When Ma’lik Richmond — one of two former Steubenville High School football players convicted of raping a 16-year-old classmate in 2012 — transferred to Youngstown State before the 2016 school year began, many people had the same question: Would the rising junior, who spent nearly 10 months in prison following a rape conviction, attempt to resurrect a playing career?
Unsurprisingly, the answer was yes. Football head coach Bo Pelini was reportedly made aware of Richmond’s transfer into YSU and met with him in person after their season ended. The defensive tackle made the team as a walk-on, and was slated to appear for the Penguins this season until a student began circulating a petition demanding that YSU prohibit Richmond from playing for the team.
More than 10,000 people signed the petition, and YSU officials responded shortly thereafter by announcing that although Richmond would be allowed to stay on the team for practices and other team activities, he would not play for the Penguins during this season.
Richmond—who had previously insisted that his transfer to FCS football powerhouse Youngstown State had nothing to do with football—then sued the school for denying him the opportunity to potentially advance his professional football career.
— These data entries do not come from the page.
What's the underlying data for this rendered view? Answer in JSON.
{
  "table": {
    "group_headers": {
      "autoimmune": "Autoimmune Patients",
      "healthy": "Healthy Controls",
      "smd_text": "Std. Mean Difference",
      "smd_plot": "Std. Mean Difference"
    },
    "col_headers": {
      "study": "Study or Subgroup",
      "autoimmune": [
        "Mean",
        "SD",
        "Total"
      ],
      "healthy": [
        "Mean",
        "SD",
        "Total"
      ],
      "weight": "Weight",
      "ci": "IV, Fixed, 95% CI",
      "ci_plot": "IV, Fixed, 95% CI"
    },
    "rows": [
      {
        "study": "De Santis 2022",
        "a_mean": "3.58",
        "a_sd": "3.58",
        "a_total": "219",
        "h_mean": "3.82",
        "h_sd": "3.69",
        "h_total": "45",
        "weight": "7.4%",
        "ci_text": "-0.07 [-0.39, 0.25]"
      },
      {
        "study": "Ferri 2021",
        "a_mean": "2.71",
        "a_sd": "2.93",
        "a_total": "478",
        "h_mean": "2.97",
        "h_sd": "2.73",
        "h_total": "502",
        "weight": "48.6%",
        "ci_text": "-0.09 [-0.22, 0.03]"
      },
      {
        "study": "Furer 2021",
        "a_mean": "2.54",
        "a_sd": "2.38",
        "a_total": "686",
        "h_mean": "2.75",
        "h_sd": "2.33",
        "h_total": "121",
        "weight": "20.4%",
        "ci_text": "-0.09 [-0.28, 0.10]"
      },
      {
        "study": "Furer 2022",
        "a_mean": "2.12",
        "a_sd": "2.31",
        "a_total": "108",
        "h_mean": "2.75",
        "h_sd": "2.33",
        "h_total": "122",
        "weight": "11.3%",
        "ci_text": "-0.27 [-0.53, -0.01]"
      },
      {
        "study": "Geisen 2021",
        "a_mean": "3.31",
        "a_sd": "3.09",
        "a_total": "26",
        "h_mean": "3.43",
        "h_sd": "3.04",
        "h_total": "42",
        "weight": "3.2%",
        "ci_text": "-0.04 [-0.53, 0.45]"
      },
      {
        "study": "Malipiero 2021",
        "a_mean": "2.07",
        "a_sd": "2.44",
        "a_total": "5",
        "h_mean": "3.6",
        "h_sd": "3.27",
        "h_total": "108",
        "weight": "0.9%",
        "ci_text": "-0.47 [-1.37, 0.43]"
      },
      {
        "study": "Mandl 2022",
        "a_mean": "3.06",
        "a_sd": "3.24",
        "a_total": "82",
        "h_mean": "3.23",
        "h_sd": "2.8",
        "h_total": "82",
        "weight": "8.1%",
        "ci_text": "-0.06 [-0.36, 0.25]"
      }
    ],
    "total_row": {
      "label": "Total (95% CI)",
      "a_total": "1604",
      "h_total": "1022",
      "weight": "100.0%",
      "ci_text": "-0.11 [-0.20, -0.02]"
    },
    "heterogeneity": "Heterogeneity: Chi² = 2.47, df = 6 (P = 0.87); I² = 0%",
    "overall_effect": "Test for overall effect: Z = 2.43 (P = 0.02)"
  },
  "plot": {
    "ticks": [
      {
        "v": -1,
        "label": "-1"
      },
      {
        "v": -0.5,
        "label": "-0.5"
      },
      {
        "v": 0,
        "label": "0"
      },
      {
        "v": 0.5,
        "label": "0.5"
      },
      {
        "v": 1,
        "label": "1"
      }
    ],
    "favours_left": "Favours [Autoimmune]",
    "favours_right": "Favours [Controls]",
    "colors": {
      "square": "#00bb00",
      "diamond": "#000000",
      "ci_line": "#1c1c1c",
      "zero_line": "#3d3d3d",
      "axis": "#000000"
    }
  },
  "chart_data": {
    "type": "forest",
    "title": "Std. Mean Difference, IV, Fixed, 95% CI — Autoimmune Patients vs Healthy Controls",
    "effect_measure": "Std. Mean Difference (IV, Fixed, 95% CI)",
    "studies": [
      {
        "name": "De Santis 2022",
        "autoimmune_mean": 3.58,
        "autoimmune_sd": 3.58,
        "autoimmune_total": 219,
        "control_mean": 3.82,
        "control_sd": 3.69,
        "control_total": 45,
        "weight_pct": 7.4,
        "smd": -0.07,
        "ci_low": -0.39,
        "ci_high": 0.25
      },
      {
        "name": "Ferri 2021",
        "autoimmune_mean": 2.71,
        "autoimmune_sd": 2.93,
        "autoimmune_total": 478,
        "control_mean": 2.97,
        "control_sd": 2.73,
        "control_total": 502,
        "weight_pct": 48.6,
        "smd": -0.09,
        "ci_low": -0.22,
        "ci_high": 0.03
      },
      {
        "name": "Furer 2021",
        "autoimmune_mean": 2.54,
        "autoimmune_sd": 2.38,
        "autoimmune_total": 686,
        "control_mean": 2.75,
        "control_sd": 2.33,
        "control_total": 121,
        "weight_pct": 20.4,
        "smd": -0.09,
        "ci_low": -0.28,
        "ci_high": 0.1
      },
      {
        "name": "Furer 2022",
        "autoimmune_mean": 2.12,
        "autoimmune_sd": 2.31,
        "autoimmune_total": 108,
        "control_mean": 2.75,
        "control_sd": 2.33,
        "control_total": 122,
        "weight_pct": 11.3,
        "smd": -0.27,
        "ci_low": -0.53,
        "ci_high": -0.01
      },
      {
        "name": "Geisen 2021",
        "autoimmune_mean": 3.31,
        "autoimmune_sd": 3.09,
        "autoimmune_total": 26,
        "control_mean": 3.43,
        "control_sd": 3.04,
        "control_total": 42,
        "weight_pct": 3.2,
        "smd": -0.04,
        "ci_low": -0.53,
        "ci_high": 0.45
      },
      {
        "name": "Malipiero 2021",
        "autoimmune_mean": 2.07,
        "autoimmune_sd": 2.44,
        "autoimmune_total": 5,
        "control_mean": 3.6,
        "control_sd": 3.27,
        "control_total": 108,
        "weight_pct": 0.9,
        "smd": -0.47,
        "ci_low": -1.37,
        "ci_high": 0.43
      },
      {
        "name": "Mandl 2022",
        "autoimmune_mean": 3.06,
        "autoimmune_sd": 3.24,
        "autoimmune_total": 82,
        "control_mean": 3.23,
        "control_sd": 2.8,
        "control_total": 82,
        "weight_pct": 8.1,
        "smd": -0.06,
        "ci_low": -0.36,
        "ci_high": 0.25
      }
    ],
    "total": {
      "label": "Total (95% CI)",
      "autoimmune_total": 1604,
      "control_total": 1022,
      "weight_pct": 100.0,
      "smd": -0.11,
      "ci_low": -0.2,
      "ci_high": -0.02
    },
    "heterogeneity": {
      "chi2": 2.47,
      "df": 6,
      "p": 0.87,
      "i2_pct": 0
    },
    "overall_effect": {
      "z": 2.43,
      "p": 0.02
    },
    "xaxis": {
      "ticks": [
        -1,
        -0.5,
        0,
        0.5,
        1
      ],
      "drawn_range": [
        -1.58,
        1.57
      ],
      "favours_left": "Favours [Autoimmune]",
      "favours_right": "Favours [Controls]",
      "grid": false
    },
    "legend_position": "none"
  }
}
On Monday, YSU and Richmond’s lawyers announced they had reached a settlement that will, among other things, reinstate Richmond onto the team.
“What is most important is that Ma’lik moves on,” said Susan Stone, an attorney for Richmond. “This is a case about Ma’lik being given all the opportunities afforded a student of good standing.”
Despite what Stone and her client might believe, university students are not entitled to a football career. Most coaches, particularly at the Division I level, hold their students to higher levels of accountability than a typical student. Breaking even the most mundane team rules can often result in disciplinary action by a coaching staff, including dismissal from the team. And while college athletics departments have a spotty track record for handling instances of sexual assault, players are certainly cut from rosters all the time for getting into legal trouble.
During court hearings, Richmond’s legal team argued that the school had “hurt Richmond’s football career prospects by curtailing his exposure to professional scouts at the peak of his abilities,” and that the university was “contractually obligated” to let Richmond play, a laughable claim made even more absurd by the fact that Richmond wasn’t even on a scholarship. No college athlete — neither the number one high school recruit, nor the reigning Heisman Trophy winner — is guaranteed a spot on a team’s roster.
My heart breaks 4 survivors who are forced 2 watch their rapists not only chase their athletic dreams but watch 1,000s of fans cheer them on
— Brenda Tracy (@brendatracy24) August 7, 2017
Which makes YSU’s settlement all the more disheartening. Here is a school that ultimately tried to do the right thing—albeit only after facing public pressure and an outraged student body—only to acquiesce to the demands of a convicted rapist’s legal team arguing he is entitled to the kind of second chance that his victim will never receive.